En effet, Michel Debré avait qualifié le président de la Vème République de « Monarque républicain », relativement à l'exercice du pouvoir par le Général de Gaulle.

Les successeurs du Général ont confirmé, puis accentué cette pratique du pouvoir, et l'on a pu évoquer à propos du président Sarkozy la monarchisation de la Vème République, l'hyper ou l'omni-président. Cependant, la Vème République, même transformée par la pratique, n'est pas devenue pour autant présidentielle. Les mécanismes du régime parlementaire ont été conservés (droit de dissolution et responsabilité politique du gouvernement devant le Parlement). Le régime présidentiel est fondé sur la séparation des pouvoirs et implique, outre un parlement puissant, des élections parlementaires à mi-mandat présidentiel, tous éléments absents de la Vème République.

En outre, les facteurs de l'hyperprésidentialisation du régime sont multiples et convergents. La guerre d'Algérie, qui a conduit à l'élaboration de la nouvelle Constitution, impliquait évidemment l'engagement total et personnel du Général de Gaulle dans la conduite de la guerre puis dans la conclusion des accords d'Evian. Investi de la confiance réitérée du peuple, par référendum, le Général ne pouvait se cantonner à un rôle neutre d'arbitre face à la classe politique discréditée. L'élection directe du président par le peuple, à partir de 1962, le conduit à traduire dans la politique les promesses de la campagne approuvées par le peuple. Investi par le peuple, le président est politiquement responsable devant ce dernier exclusivement. L'élection populaire confère une légitimité charismatique et une toute puissance aux présidents successifs qui n'avaient auparavant aucune légitimité particulière, ni historique, ni populaire. La conférence de presse du 31 janvier 1964 fait du président la source de tout pouvoir, les autres pouvoirs tirant leur légitimité du président de la République. « Il doit être évidemment entendu que l'autorité indivisible de l'Etat est confiée tout entière au Président par le peuple qui l'a élu, qu'il n'en existe aucune autre, ni ministérielle, ni civile, ni militaire, ni judiciaire, qui ne soit conférée et maintenue par lui, enfin qu'il lui appartient d'ajuster le domaine suprême qui lui est propre avec ceux dont il attribue la gestion à d'autres », ainsi fut la réponse que donna Charles De Gaulle quant à la question de la nature des institutions de la Cinquième République, lors de la conférence de presse du 31 janvier 1964 ; Les compétences exercées par le président de la République sont discrétionnaires aussi bien dans leur étendue que dans l'absence de contrôle.

Les domaines du pouvoir exécutif réservés au président ont été définis par chaque président, et ont varié d'un septennat à l'autre. Ils concernent notamment les affaires étrangères, la défense nationale. Maintes décisions prises par le président de la République sont insusceptibles de tout contrôle.
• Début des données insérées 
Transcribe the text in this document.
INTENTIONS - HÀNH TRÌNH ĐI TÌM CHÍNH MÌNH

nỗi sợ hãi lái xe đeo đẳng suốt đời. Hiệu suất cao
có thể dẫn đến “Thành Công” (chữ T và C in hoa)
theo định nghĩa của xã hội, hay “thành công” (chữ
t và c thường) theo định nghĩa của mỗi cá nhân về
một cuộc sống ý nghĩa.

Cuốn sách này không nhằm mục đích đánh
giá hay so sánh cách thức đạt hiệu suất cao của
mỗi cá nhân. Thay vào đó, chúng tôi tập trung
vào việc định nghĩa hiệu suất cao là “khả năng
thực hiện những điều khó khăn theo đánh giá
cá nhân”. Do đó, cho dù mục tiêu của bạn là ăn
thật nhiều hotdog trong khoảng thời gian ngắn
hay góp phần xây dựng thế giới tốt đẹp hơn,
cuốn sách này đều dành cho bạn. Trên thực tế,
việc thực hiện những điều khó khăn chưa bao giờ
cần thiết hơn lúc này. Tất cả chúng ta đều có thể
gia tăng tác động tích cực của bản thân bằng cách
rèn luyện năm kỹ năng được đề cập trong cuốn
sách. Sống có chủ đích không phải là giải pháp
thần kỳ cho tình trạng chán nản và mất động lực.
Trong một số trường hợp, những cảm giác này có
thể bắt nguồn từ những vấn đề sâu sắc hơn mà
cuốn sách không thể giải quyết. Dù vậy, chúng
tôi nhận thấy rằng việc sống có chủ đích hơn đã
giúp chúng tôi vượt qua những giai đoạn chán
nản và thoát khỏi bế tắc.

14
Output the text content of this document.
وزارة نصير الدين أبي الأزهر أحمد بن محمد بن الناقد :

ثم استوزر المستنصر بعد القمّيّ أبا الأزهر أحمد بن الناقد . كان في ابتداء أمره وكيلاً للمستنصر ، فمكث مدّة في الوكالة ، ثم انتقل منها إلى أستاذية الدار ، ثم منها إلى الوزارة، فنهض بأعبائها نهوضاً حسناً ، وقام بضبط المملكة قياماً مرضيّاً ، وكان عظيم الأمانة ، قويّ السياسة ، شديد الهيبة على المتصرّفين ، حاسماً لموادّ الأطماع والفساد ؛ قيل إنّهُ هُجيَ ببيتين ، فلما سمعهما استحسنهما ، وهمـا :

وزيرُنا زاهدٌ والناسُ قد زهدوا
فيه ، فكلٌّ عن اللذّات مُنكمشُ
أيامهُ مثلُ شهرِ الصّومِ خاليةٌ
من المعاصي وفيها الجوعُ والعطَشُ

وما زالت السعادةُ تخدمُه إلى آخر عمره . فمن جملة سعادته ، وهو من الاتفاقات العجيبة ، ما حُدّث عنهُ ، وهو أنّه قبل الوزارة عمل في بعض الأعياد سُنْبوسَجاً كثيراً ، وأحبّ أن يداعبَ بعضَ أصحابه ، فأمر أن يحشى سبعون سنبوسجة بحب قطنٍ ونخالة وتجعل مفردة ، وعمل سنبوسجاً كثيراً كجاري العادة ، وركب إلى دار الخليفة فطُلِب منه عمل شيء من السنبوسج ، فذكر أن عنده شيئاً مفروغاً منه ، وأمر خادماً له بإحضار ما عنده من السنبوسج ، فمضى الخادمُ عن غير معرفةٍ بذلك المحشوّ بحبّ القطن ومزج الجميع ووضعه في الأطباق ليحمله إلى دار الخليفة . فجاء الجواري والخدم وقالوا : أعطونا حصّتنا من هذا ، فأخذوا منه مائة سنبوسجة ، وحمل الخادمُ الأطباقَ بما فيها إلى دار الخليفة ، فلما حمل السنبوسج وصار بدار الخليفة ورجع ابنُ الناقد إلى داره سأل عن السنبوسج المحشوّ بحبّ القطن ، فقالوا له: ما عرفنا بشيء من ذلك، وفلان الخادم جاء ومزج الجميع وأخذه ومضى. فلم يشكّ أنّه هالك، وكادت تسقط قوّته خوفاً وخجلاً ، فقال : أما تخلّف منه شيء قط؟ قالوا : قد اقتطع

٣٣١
Il s'agit évidemment des pouvoirs propres, c'est-à-dire dispensés de l'exigence de contreseing, énumérés par l'article 19 de la Constitution (nomination du premier ministre, recours au référendum, dissolution de l'Assemblée Nationale, pouvoirs de crise, droit de message au parlement, nomination de trois membres du Conseil Constitutionnel et saisine de ce dernier). Pourtant, maintes décisions du président sont qualifiées d'actes de gouvernement : recours à l'article 16 de la Constitution et durée des pouvoirs de crise (Conseil d'État , arrêt Rubin de Servens du 2 mars 1962), reprise des essais nucléaires (Conseil d’État, 29 septembre 1995, Association Greenpeace France), nomination de trois membres, dont le président, au Conseil Constitutionnel, engagement des forces militaires françaises dans des conflits extérieurs qui ne dépend que du Président (Conseil d’État, 5 juillet 2000, M. MEGRET).

En revanche, le juge administratif exerce un contrôle de légalité sur la nomination à des emplois laissés à la décision du gouvernement, sur l'exercice du droit de grâce, comme sur la décision du président de faire fleurir la tombe du maréchal Pétain (Conseil d’État, 27 novembre 2000, Association Comité tous frères) et toute autre décision présentant un caractère administratif.

Enfin, la réforme du quinquennat (en 2000) et l'organisation des élections législatives suivant les élections présidentielles font des élections législatives un troisième tour de l'élection présidentielle. L'assemblée nationale élue ne sert qu'à mettre en œuvre les engagements pris par le président devant la Nation.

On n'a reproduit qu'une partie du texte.